December 8, 2015 - 22:49
I’m struggling with the idea of writing an essay for this topic, that being my own personal journey in understanding prison abolition through the process of doing my research project. For me, essays signify an ending, the culmination of research or experience into some tangible thing to be shared and encapsulated. Essays are dead and motionless, past tense, gesturing towards some future but being unable to adapt themselves or represent change. An essay is something that is done and done. Perhaps that’s just how I’ve been taught, though – being critiqued by teachers and professors over the years, stating that there needs to be a thesis or an argument to an essay, that it needs to cement itself and prove itself into a complete thought. Being wishy-washy or undecided didn’t earn you any favor (though I would have preferred to call it open-minded).
I wish I could have pushed back on that a bit growing up – does a thought need to be complete to be worth sharing? It reminds me of a point brought up in class that I’ve heard in countless ways beforehand – that you need to hit a certain milestone in order to be a ‘real person’ and start to do things. Students are told about life in the “real world” as though their life at that moment isn’t real. You can’t write a paper until the research is done, until even a tentative conclusion is reached. The idea of doing while still learning seems so antithetical to what I’ve known during my academic career. You have to pick a side, sometimes arbitrarily, in order to strengthen your argument, but denying the complexity of those thoughts makes it so much weaker.
It’s like trying to bottle a river – a small piece of the contents can be caught and contained but the motion is lost entirely. How do I begin to sum up a journey that I haven’t ended?
The attached picture at the top of this piece is a rather simplistic representation of my different trains of thought in regards to abolition and reform with regard to the PIC. I wanted to represent the different strands of thought in my head without being confined to the linear structure of writing – when I tried to lay these thoughts out chronologically or thematically, it seemed to fall apart. The colors initially signified a place in time for these thoughts, with the yellow strands representing “past” or “pre-research project” and the blues showing “how I feel now” or “where I’ve come”. But the more I think about these issues the less I am able to classify any of these thoughts as past or present. It still feels as though I am holding various conflicting thoughts within my head, as I complicate my previous assumptions but find myself unable to let go of them entirely. I’ve analyzed the deep divides in ideologies and goals for the two movements but still group them together in my head as halves of the same whole.

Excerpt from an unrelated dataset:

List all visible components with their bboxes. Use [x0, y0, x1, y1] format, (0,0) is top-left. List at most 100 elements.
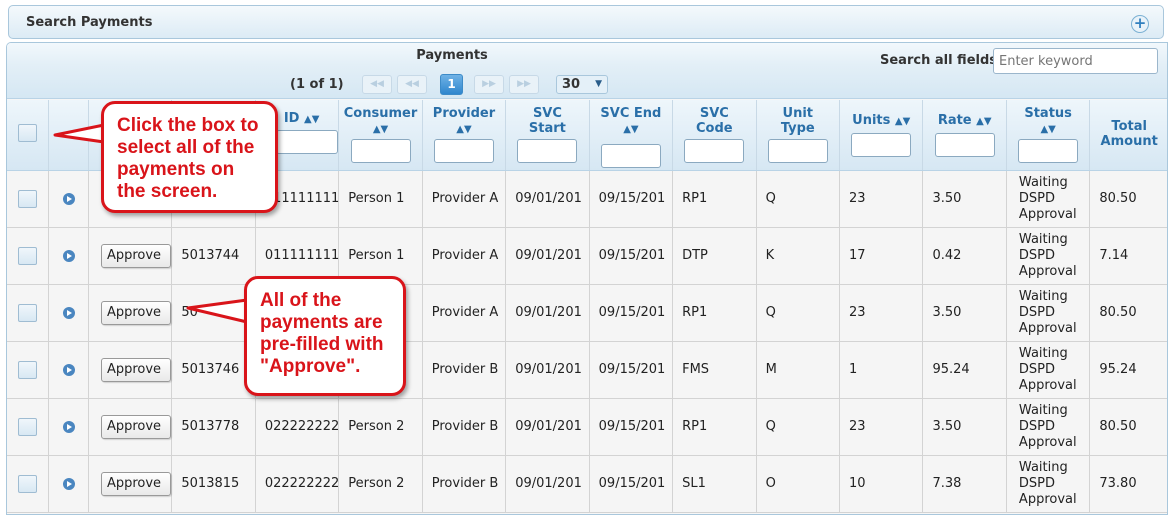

The same question cropped up for me with my project itself. I black out one page, then another, a third and a fourth. When do I know when I’m done? I can always add more pages, more sources, more depth and nuance into these questions. How much do I have to create in order to create a whole project when any ending I give it is artificial at best? In the end I’ve decided on a shorter number of pages, as I want each page to be read with an equal amount of care, and to have an equal impact, which might be lessened by having too much to go through. Rather than being an exhaustive process, I wanted to have my main points shine through while being accessible to a “just wandering past” audience, knowing that nothing can express the depths and lengths of my ongoing relationship with these concepts. It’s a struggle (or compromise) between not wanting to misrepresent myself or sell short my efforts, and also being able to let this material part go - at the end of the day there needs to be something to display, and I want it to be the best something possible.
The best I can hope for, with this essay as well as with my poetry, is a snapshot. Something that can capture where I am not in my thinking and creating, while leaving room open for the fact that my ideas and theories will grow and change far after the exhibit is taken down and this paper is submitted. Having that kind of flexibility in an academic setting is surprisingly unsettling, though I hope that when I reach a point where I can draw conclusions that they’ll be all the stronger for the thought put into them.
Comments
Experimenting with essays . . .
Submitted by jschlosser on December 13, 2015 - 14:33 Permalink
I love the image you use here: "It’s like trying to bottle a river – a small piece of the contents can be caught and contained but the motion is lost entirely." I think you exemplify in this essay how the essay need not bottle but can rather chart a course of something -- our thinking self -- still in motion. This is what I was after with the "experimental" part and the idea that one presents and revises -- there's a process there, a process that I find keeps going and going. (As a sidenote, I also think this idea of the essay is truer to its original meaning as an "attempt"; on the etymology of the essay: http://www.etymonline.com/index.php?term=essay)
You also use the metaphor of the snapshot, which reminds me of photography and how photographers could often capture an ongoing moment that somehow both contained truth and suggested the limits of any single image. I think Walker Evans did this in amazing ways -- and often caught others unaware through the use of a hidden camera.